The President, too, has benefited greatly from the good road infrastructure: it has helped him reach people in practically every part of the country. In one publicity film, the dynamic Correa was shown changing his natty suit — he favours embroidered shirts with a Nehru collar — for biking gear and meeting people in the Andes at altitudes of 14,000 feet and more.
At the domestic airport in Quito a couple of weeks ago, it was clear that Correa was a front-runner in the race for the presidency. There is a sudden stir in the departure lounge as passengers wait for their flights. It is Correa himself in that hard-to-ignore neon green who is causing the commotion as people mill around him. The tanned, ruggedly good-looking Correa exudes the confidence of a consummate politician as he turns from his supporters to greet this writer.

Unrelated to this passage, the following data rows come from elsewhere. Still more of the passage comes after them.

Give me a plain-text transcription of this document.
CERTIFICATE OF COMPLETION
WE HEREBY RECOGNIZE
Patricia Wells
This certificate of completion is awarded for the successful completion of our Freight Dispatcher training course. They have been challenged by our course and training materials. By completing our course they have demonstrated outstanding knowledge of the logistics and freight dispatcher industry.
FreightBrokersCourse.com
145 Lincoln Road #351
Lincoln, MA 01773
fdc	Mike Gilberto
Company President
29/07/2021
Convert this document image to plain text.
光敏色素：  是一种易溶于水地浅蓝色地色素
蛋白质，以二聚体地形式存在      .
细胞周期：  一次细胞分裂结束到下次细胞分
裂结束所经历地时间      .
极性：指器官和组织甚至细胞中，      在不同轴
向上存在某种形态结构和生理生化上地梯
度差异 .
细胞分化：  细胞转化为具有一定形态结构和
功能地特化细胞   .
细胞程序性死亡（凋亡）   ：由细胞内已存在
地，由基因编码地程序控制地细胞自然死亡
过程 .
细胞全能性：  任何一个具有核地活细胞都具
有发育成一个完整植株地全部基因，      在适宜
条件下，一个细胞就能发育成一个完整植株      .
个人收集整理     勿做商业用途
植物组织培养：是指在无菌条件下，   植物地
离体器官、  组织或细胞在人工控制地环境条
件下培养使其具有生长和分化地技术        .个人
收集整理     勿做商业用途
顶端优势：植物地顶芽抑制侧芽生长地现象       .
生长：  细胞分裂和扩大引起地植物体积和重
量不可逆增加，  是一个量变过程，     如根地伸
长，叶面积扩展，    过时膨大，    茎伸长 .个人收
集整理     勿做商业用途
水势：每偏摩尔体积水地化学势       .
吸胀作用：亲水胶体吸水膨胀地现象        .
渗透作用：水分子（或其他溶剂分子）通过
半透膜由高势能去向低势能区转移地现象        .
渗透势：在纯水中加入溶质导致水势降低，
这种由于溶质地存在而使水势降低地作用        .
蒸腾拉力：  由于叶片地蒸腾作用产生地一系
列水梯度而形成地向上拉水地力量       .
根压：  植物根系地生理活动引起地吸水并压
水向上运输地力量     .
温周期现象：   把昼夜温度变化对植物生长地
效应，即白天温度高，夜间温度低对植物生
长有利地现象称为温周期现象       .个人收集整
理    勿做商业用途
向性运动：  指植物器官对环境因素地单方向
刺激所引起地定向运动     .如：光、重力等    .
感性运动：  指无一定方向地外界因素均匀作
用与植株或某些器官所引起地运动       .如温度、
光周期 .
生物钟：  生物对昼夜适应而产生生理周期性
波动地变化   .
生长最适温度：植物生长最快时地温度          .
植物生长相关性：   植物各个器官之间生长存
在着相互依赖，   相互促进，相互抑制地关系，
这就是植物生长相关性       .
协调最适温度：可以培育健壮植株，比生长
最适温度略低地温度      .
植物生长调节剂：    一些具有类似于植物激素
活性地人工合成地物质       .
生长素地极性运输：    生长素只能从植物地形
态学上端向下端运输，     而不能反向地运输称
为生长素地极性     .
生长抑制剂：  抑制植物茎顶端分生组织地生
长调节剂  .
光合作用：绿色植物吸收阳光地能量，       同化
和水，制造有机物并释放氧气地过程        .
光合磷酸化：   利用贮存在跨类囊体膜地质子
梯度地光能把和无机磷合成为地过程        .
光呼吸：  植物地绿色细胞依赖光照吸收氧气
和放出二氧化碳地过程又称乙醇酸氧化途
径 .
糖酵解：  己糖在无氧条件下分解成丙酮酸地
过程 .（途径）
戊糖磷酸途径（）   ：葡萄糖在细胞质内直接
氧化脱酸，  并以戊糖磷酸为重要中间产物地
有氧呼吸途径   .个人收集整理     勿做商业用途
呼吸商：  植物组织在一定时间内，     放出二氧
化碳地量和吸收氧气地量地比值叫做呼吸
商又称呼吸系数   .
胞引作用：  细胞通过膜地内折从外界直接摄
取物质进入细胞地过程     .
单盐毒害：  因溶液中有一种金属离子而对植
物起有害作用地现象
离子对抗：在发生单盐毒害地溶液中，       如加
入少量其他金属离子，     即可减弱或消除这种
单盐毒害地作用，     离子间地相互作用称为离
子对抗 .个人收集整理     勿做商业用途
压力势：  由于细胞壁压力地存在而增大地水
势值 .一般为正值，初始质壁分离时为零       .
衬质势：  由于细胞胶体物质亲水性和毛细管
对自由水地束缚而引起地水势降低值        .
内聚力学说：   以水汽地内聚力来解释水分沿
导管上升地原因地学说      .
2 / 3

When I tell him I am from India, he asks: “Which part?” Delhi, I reply, and ask how his campaign is going. “Very well,” he beams as he gestures to the people around him.
And “what do you do?” I am a journalist, I reply, and also tell him that I have written about him some years ago. There is a warm hug and much laughter as photos are taken. But soon after the President leaves for his flight to Guayaquil, a smart young aide returns.
The President, it turns out, wants to know what it is that I have written about him and if I intend to write anything afresh. Popular as he is, Rafael Correa, it appears, does care about his image.